Madame Bovary by Gustave Flaubert
My rating: 5 of 5 stars
Quite honestly I don’t know how you could give this book a rating of anything less than five stars. It is a classic and deservedly so. For there are very few books that can match the intricacy and insight into human behaviour as the classics have shown themselves capable of doing.
As I read I kept getting the feeling the story was familiar to me or at least the character of Madame Bovary. About halfway into the book I was struck with the realisation that Emma Bovary is a less sophisticated version of Tolstoy’s Anna Karenina. Having said that let me be clear that Emma Bovary lacks the empathy, graciousness, and sheer finesse of the latter. She is, in many ways, a conceited, vain woman quite possibly suffering the consequences of her own existence. It occurred to me more than once that she displayed evidence of narcissistic personality disorder. That is another conversation, perhaps, for another day. And in any case, we are all far too quick to declare moral debilitation upon one another.

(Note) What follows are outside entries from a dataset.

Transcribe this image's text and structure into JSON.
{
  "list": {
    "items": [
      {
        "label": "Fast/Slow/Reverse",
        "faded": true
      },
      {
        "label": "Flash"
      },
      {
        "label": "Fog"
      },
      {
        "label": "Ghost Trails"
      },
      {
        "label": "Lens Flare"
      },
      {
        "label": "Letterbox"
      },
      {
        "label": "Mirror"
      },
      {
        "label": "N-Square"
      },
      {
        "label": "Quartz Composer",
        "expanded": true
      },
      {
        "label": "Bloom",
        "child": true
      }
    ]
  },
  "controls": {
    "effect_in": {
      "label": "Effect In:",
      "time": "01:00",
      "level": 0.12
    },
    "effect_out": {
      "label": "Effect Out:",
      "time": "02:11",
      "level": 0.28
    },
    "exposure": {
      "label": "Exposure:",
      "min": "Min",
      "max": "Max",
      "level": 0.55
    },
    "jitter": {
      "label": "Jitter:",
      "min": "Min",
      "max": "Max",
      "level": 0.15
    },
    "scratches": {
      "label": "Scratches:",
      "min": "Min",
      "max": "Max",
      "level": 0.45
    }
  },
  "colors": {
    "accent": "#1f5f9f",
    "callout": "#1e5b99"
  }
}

Flaubert has created a character sketch which is the fulcrum of this novel. Madame Bovary and the eponymous novel are all about her. Everything is Madame Bovary. And Madame is everything. It struck me that this is how the craft of brilliant writing comes into play: Flaubert writes a novel that is as centred around its main character as the main character is centred around herself. Every other character in this book is ancillary, regardless of how central they are to the plot. This is sheer literary genius at work. It is the perfect intersection of form and function, of style and structure.
Flaubert has a real gift of observation and insight into human behaviour, suffering, and the more subtle shades of emotional experience. With immense tenderness and stifling beauty he renders the experiences of neglect, abuse of trust, envy, betrayal, avarice, abandonment, and not the least of all, enormous, staggering heartbreak that so many of us have known to occur in utter stillness within.
Admittedly, Flaubert is given to excesses. There are several long-winded, rambling passages that indulge his fancy for description and use of embroidery with adjectives and verbiage. But that is a mere trifle. As a reader of the classics and for those who cherish books that continue to outlive their time, Madame Bovary is absolutely a can’t-miss.